I enjoy having the opportunity to host foreign investors when they visit China for the first time. They see the country the way I used to see it, and I wish sometimes that I could get back to that feeling. For people stepping off the plane in Shanghai, China seems like a country that is capable of accomplishing anything, and a place where the market is ready for just about any new product.
So for the next few days we will be looking at the things China does well.
I remember when I lived in Longzhou I was struck by the quality of life enjoyed by China’s elderly population.
It is common to see in most Chinese cities, parks full of elderly people enjoying chess, dancing and some of the most leisurely backward-strolling I have ever witnessed. They seem to have maintained large social networks because many of them live their entire lives in a single village or city.
In the cities I have lived in, senior citizens are entitled to free public transportation, which usually covers most of the city (which compared to the US is amazing, even if it’s often hot and crowded). It also seems that they are always able to find a seat on the bus, since Chinese tradition demands that younger people, even into their 40’s or 50’s, give up their place for someone older.
Within the family the eldest person’s opinion carries the most weight. It is also becoming more common for the grandparents to move back in with their children, once the grandchildren are born. It is often the grandparents who take the child to school, cook for the family, and pass on family history. They are not a person to be questioned.
I would see them gathered under the shady trees on campus that branched out over the few cement tables. The men were playing Chinese chess, and drinking from their glass jars filled with tea so strong you’d expect it to keep them awake through nap time. The grandmothers would be nearby, fawning over their grandchildren and helping them to take their first steps in life.

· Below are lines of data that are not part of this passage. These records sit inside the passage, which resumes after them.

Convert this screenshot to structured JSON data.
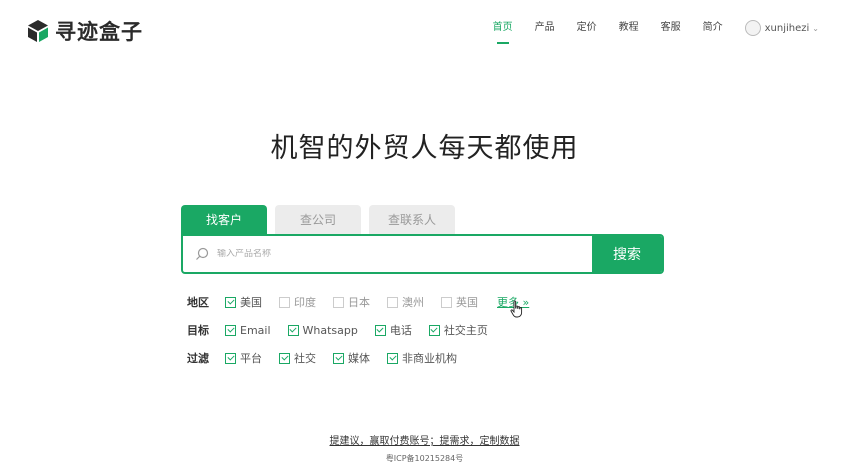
{
  "brand": {
    "name": "寻迹盒子"
  },
  "nav": {
    "items": [
      {
        "label": "首页",
        "active": true
      },
      {
        "label": "产品",
        "active": false
      },
      {
        "label": "定价",
        "active": false
      },
      {
        "label": "教程",
        "active": false
      },
      {
        "label": "客服",
        "active": false
      },
      {
        "label": "简介",
        "active": false
      }
    ],
    "username": "xunjihezi",
    "caret": "⌄"
  },
  "headline": "机智的外贸人每天都使用",
  "tabs": [
    {
      "label": "找客户",
      "active": true
    },
    {
      "label": "查公司",
      "active": false
    },
    {
      "label": "查联系人",
      "active": false
    }
  ],
  "search": {
    "placeholder": "输入产品名称",
    "value": "",
    "button_label": "搜索"
  },
  "filters": {
    "region": {
      "label": "地区",
      "options": [
        {
          "label": "美国",
          "checked": true
        },
        {
          "label": "印度",
          "checked": false
        },
        {
          "label": "日本",
          "checked": false
        },
        {
          "label": "澳州",
          "checked": false
        },
        {
          "label": "英国",
          "checked": false
        }
      ],
      "more_label": "更多 »"
    },
    "target": {
      "label": "目标",
      "options": [
        {
          "label": "Email",
          "checked": true
        },
        {
          "label": "Whatsapp",
          "checked": true
        },
        {
          "label": "电话",
          "checked": true
        },
        {
          "label": "社交主页",
          "checked": true
        }
      ]
    },
    "filter": {
      "label": "过滤",
      "options": [
        {
          "label": "平台",
          "checked": true
        },
        {
          "label": "社交",
          "checked": true
        },
        {
          "label": "媒体",
          "checked": true
        },
        {
          "label": "非商业机构",
          "checked": true
        }
      ]
    }
  },
  "footer": {
    "link_text": "提建议，赢取付费账号；提需求，定制数据",
    "icp": "粤ICP备10215284号"
  },
  "colors": {
    "accent": "#1aa864",
    "text": "#333333",
    "muted": "#999999",
    "tab_inactive_bg": "#ececec"
  }
}
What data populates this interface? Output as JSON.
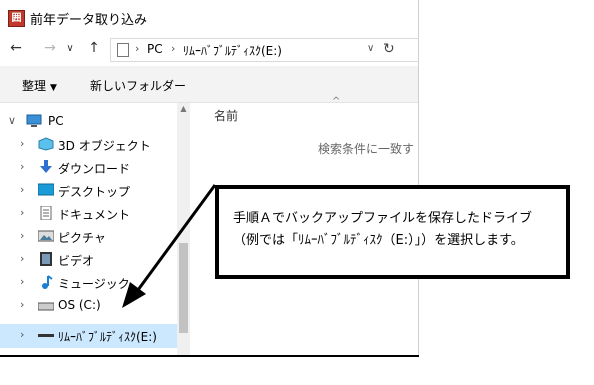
{
  "window": {
    "title": "前年データ取り込み",
    "app_icon_glyph": "囲"
  },
  "address": {
    "back_icon": "←",
    "forward_icon": "→",
    "recent_icon": "∨",
    "up_icon": "↑",
    "separator": "›",
    "path": [
      "PC",
      "ﾘﾑｰﾊﾞﾌﾞﾙﾃﾞｨｽｸ(E:)"
    ],
    "dropdown_icon": "∨",
    "refresh_icon": "↻"
  },
  "toolbar": {
    "organize_label": "整理",
    "organize_caret": "▼",
    "new_folder_label": "新しいフォルダー"
  },
  "navigation": {
    "items": [
      {
        "label": "PC",
        "icon": "pc-icon",
        "expanded": true,
        "level": 0
      },
      {
        "label": "3D オブジェクト",
        "icon": "3d-objects-icon",
        "level": 1
      },
      {
        "label": "ダウンロード",
        "icon": "download-icon",
        "level": 1
      },
      {
        "label": "デスクトップ",
        "icon": "desktop-icon",
        "level": 1
      },
      {
        "label": "ドキュメント",
        "icon": "documents-icon",
        "level": 1
      },
      {
        "label": "ピクチャ",
        "icon": "pictures-icon",
        "level": 1
      },
      {
        "label": "ビデオ",
        "icon": "videos-icon",
        "level": 1
      },
      {
        "label": "ミュージック",
        "icon": "music-icon",
        "level": 1
      },
      {
        "label": "OS (C:)",
        "icon": "drive-icon",
        "level": 1
      },
      {
        "label": "ﾘﾑｰﾊﾞﾌﾞﾙﾃﾞｨｽｸ(E:)",
        "icon": "removable-drive-icon",
        "level": 0,
        "selected": true
      }
    ],
    "collapse_icon": "∨",
    "expand_icon": "›"
  },
  "content": {
    "column_header": "名前",
    "sort_indicator": "^",
    "empty_message": "検索条件に一致す"
  },
  "callout": {
    "line1": "手順Ａでバックアップファイルを保存したドライブ",
    "line2": "（例では「ﾘﾑｰﾊﾞﾌﾞﾙﾃﾞｨｽｸ（E:）」）を選択します。"
  },
  "colors": {
    "selected_bg": "#cce8ff",
    "toolbar_bg": "#f3f3f3",
    "app_icon": "#c0392b"
  }
}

I couldn’t help but compare that to the nursing homes so many of our senior citizens live in in the US, and think how much better their lives would be if they still had a defined role in their children’s families. My grandma in the US likes to joke that instead of calling them elderly, or seniors, they should be known as “honored citizens”, but in China that already seems to be the case.
Note: My grandma is an amazing person, and she reads this blog daily, which I think is pretty advanced for an octogenarian. My co-workers agree that this would be quite the feat even for someone in their 60’s in China. My grandfather is equally wonderful, and I know he is sitting beside her with a big grin on his face as she reads this to him.